À deux mois de leur conclusion, les États Généraux de l’Information ont réuni, le 27 mars, divers acteurs du monde médiatique pour débattre de l’indépendance des médias et des rédactions. Suite à l’acquisition d’Altice Media par Rodolphe Saadé, les discussions sont tournées vers l’indépendance des médias. Entre pressions économiques, contrôle des actionnaires et nécessité de garantir une information libre et pluraliste, les débats ont été intenses et les solutions envisagées variées.

Le 15 mars dernier, Rodolphe Saadé, à la tête du groupe CMA CGM, dévoile son intention d’acquérir 100% du capital d’Altice Media, propriétaire notamment de BFMTV. Il a suscité de vives réactions lors de l’Agora des États Généraux de l’Information des Assises de Tours, en exprimant son souhait de ne pas être critiqué par les journalistes de sa propre chaîne. Cette situation a conduit à des débats sur la nécessité de garantir l’indépendance éditoriale face aux intérêts commerciaux des actionnaires. L’Agora des États Généraux de l’Information qui s’est tenue mercredi 27 mars a été le théâtre de débats enflammés alors que les acteurs des cinq groupes de travail se sont réunis pour faire le point. Lancés il y a six mois, les États Généraux ont mobilisé près de 60 personnes bénévoles réparties en cinq groupes de travail, chacun se penchant sur des aspects spécifiques de la question. Parmi les participants, des figures influentes telles que Christopher Baldelli, président de Public Sénat, ont pris part aux discussions. Les sujets abordés ont été divers, allant de l’influence des actionnaires sur le contenu éditorial à la nécessité de préserver la liberté d’expression des journalistes. Le véritable point de tension entre les grands groupes et les syndicats des journalistes fut l’acquisition de BFMTV par Rodolphe Saadé. Le Syndicat national des journalistes (SNJ) et la CFDT Journaliste ont soulevé la question autour du rôle de l’actionnaire majoritaire dans l’orientation éditoriale d’un journal. Menant à des comparaisons avec le modèle d’un club de foot dans lequel, le propriétaire du club et l’entraîneur restent chacun à sa place. De plus, ils ont proposé d’instaurer un droit d’agrément sur le directeur de la rédaction, semblable à un droit de veto, comme solution potentielle à ce dilemme. Cependant, cela a suscité des inquiétudes quant à la possibilité de conflits d’intérêts et d’atteinte à la liberté de la presse. 

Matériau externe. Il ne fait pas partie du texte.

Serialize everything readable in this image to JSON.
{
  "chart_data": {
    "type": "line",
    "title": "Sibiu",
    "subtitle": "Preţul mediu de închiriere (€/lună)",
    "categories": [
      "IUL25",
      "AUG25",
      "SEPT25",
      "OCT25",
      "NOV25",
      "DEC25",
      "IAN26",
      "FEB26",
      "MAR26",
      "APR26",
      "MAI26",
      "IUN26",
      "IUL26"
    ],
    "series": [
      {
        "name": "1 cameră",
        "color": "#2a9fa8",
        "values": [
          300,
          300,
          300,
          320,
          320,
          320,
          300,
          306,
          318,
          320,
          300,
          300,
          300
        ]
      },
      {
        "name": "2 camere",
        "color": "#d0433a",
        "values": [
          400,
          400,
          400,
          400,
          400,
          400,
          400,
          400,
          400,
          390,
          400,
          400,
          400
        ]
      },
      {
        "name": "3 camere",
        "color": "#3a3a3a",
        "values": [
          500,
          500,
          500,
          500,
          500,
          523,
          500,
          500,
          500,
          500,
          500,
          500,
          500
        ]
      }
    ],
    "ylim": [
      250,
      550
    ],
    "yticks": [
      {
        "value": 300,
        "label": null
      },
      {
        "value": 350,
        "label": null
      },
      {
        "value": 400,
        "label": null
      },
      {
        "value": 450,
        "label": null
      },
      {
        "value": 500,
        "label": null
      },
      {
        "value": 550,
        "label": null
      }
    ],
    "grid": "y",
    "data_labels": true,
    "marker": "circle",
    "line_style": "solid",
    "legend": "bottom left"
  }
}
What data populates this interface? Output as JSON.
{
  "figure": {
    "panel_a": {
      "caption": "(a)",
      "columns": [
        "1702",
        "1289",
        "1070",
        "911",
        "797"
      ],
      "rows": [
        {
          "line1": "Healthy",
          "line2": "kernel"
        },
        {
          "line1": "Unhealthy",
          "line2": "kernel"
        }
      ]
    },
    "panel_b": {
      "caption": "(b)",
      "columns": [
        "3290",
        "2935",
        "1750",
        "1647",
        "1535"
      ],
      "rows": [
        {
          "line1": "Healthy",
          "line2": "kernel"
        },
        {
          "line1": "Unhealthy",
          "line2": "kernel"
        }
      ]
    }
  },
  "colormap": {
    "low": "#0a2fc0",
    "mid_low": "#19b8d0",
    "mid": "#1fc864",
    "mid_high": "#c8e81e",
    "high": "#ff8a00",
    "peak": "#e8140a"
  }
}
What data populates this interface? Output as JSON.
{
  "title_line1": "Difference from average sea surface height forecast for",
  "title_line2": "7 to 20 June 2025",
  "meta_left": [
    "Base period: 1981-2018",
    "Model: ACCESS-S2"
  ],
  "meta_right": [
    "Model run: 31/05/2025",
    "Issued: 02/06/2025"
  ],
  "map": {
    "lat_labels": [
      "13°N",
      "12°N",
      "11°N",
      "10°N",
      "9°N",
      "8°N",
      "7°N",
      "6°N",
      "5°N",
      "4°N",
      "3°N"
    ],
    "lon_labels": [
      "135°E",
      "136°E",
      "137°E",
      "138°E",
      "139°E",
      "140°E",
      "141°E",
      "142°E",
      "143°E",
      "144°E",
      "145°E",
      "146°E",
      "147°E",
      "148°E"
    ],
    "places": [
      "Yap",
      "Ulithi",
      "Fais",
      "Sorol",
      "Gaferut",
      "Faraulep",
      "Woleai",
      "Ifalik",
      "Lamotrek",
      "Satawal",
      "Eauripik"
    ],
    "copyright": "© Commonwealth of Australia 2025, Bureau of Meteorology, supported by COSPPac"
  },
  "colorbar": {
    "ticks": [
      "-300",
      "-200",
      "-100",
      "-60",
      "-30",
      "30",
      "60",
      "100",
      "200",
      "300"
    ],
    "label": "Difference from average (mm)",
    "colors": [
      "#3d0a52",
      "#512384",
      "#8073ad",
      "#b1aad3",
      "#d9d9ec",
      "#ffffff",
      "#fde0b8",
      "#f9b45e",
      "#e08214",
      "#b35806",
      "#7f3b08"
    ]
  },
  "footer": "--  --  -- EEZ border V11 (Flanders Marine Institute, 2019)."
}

Suite à la dernière acquisition de Rodolphe Saadé et à la crise que subit le journal “La Provence”, une soixantaine de médias, de journalistes et de syndicats ont signé une tribune, le 26 mars, auprès de Rachida Dati, afin de protéger et de garantir l’indépendance des rédactions face aux grands groupes. La ministre de la Culture rappelle la loi Bloche de 2016, qui renforce la liberté, l’indépendance et le pluralisme des médias. Le 4 avril prochain, le droit d’agrément porté par la député EELV Sophie Taillé-Polian, sera débattu à l’Assemblée Nationale. Droit qui permettra aux journalistes de nommer le/la directeur.trice de la rédaction.

Le modèle économique, un frein à la liberté de la presse ?

Les discussions ont également porté sur les modèles économiques des médias et notamment sur les aides à la presse. Les syndicats présents ont souligné le manque de protection pour les équipes rédactionnelles, où le refus de certains sujets par le journaliste pourrait entraîner son licenciement. Parmi les propositions, l’idée d’aides indirectes telles qu’une TVA à 0% a été avancée comme moyen de soutenir financièrement les médias sans compromettre leur indépendance éditoriale. Finalement, les États Généraux de l’Information ont mis en avant les défis auxquels sont confrontés les médias dans leur quête d’indépendance et d’intégrité éditoriale. Alors que la conclusion de ces débats approche, il reste encore beaucoup de débats à conclure pour trouver des solutions durables qui garantissent une information libre, pluraliste et de qualité pour tous.